Gervais Ndo: L’homme de terrain qui défie l’ordre établi au Sud
Figure politique et administrative aguerrie, le candidat déclaré apparaît progressivement comme un prétendant crédible à la présidence du Conseil régional du Sud, misant sur son ancrage de terrain.
Dans la bataille feutrée mais stratégique pour la présidence du Conseil régional du Sud, le nom de Gervais Ndo revient avec insistance. Homme d’État camerounais reconnu, vice-président du Conseil régional du Sud et président du bureau de section RDPC Mvila Centre 2, il incarne pour beaucoup un profil à part : celui d’un homme de terrain, forgé par l’action et la proximité avec les réalités locales.

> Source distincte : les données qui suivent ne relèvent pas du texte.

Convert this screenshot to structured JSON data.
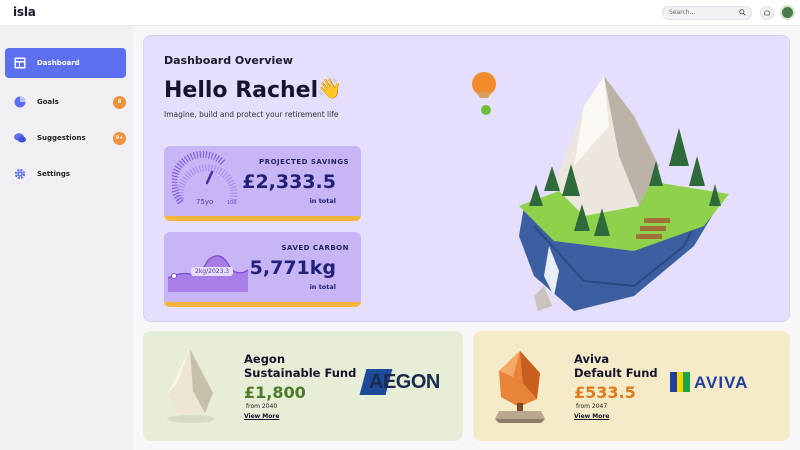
{
  "app": {
    "logo": "isla"
  },
  "search": {
    "placeholder": "Search..."
  },
  "sidebar": {
    "items": [
      {
        "label": "Dashboard",
        "icon": "dashboard-icon",
        "active": true
      },
      {
        "label": "Goals",
        "icon": "goals-icon",
        "badge": "8"
      },
      {
        "label": "Suggestions",
        "icon": "chat-icon",
        "badge": "9+"
      },
      {
        "label": "Settings",
        "icon": "gear-icon"
      }
    ]
  },
  "hero": {
    "subtitle": "Dashboard Overview",
    "title": "Hello Rachel",
    "emoji": "👋",
    "tagline": "Imagine, build and protect your retirement life"
  },
  "stats": {
    "savings": {
      "label": "PROJECTED SAVINGS",
      "value": "£2,333.5",
      "note": "in total",
      "gauge_value": "75yo",
      "gauge_max": "100"
    },
    "carbon": {
      "label": "SAVED CARBON",
      "value": "5,771kg",
      "note": "in total",
      "chart_label": "2kg/2023.3"
    }
  },
  "funds": [
    {
      "name_line1": "Aegon",
      "name_line2": "Sustainable Fund",
      "amount": "£1,800",
      "from": "from 2040",
      "link": "View More",
      "logo": "AEGON",
      "amount_color": "#4d7a28"
    },
    {
      "name_line1": "Aviva",
      "name_line2": "Default Fund",
      "amount": "£533.5",
      "from": "from 2047",
      "link": "View More",
      "logo": "AVIVA",
      "amount_color": "#e07a1c"
    }
  ],
  "colors": {
    "accent": "#5b6ff0",
    "badge": "#f0923a",
    "hero_bg": "#e5defc",
    "stat_card": "#c7b5f5",
    "stat_underline": "#f4b63f"
  }
}
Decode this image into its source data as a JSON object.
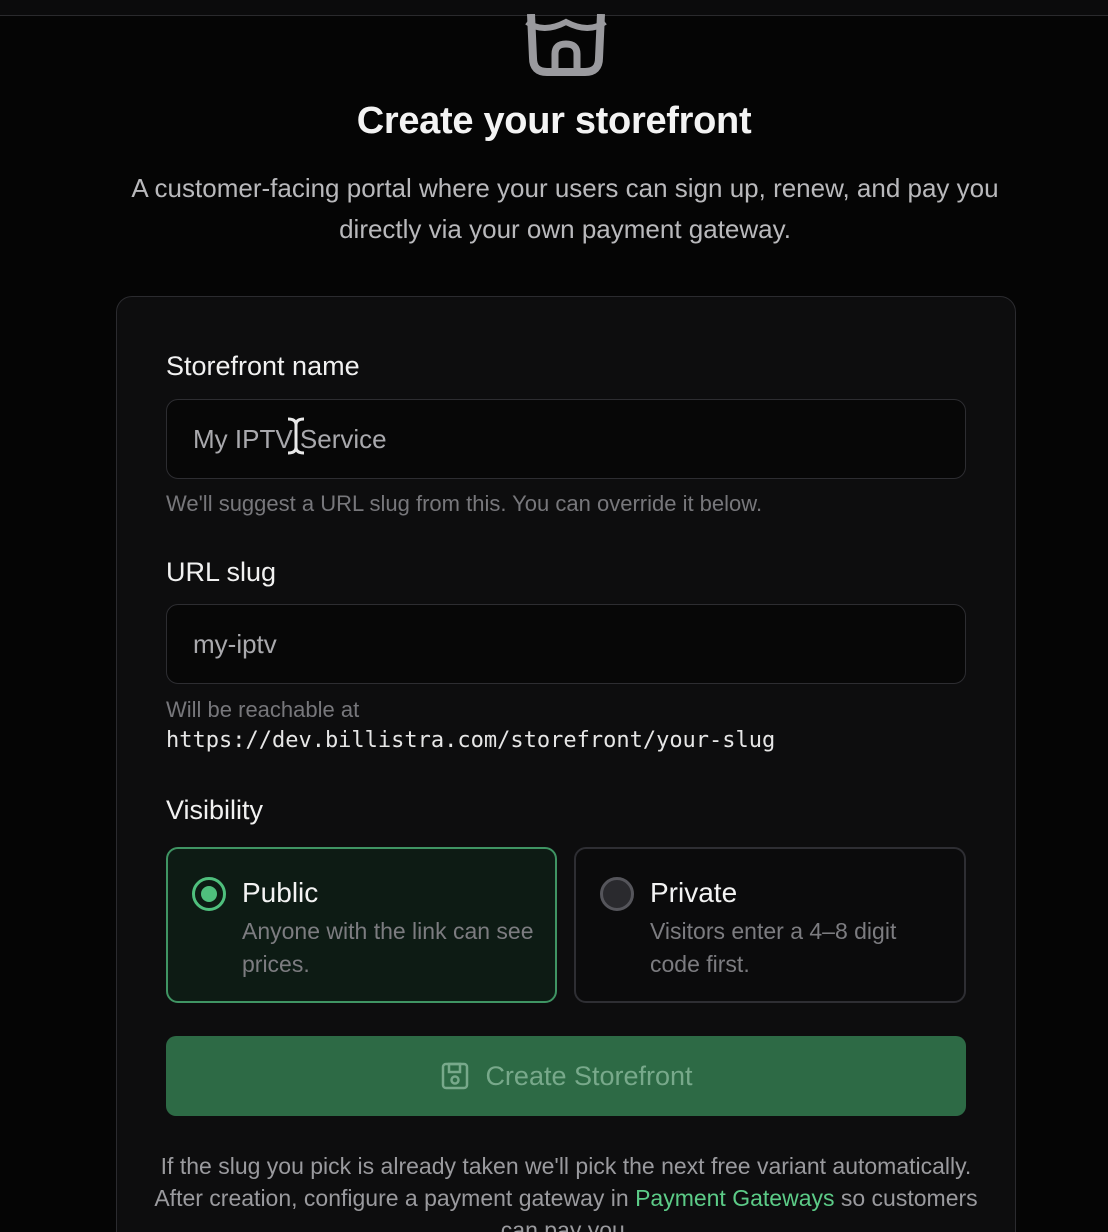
{
  "header": {
    "title": "Create your storefront",
    "subtitle": "A customer-facing portal where your users can sign up, renew, and pay you directly via your own payment gateway."
  },
  "form": {
    "name_label": "Storefront name",
    "name_placeholder": "My IPTV Service",
    "name_help": "We'll suggest a URL slug from this. You can override it below.",
    "slug_label": "URL slug",
    "slug_placeholder": "my-iptv",
    "slug_help": "Will be reachable at",
    "slug_url": "https://dev.billistra.com/storefront/your-slug",
    "visibility_label": "Visibility",
    "options": [
      {
        "title": "Public",
        "description": "Anyone with the link can see prices.",
        "selected": true
      },
      {
        "title": "Private",
        "description": "Visitors enter a 4–8 digit code first.",
        "selected": false
      }
    ],
    "submit_label": "Create Storefront"
  },
  "footnote": {
    "text_before": "If the slug you pick is already taken we'll pick the next free variant automatically. After creation, configure a payment gateway in ",
    "link": "Payment Gateways",
    "text_after": " so customers can pay you."
  },
  "colors": {
    "accent": "#4fbf7d",
    "button": "#2d6a45",
    "background": "#050505"
  },
  "icons": {
    "header": "storefront-icon",
    "button": "save-icon",
    "cursor": "text-cursor-icon"
  }
}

Ancien vice-président de l’Exécutif régional du Sud, Gervais Ndo s’est illustré bien avant la scène politique régionale par son passage remarqué au sein de l’administration des Douanes camerounaises. Architecte majeur de la modernisation et de l’optimisation des recettes douanières, il est crédité d’une capacité rare à anticiper les défaillances du système, à corriger les faiblesses structurelles et à instaurer une rigueur opérationnelle saluée jusque dans les plus hautes sphères de l’administration. Cette expérience administrative lourde constitue aujourd’hui l’un de ses principaux arguments face à ses adversaires.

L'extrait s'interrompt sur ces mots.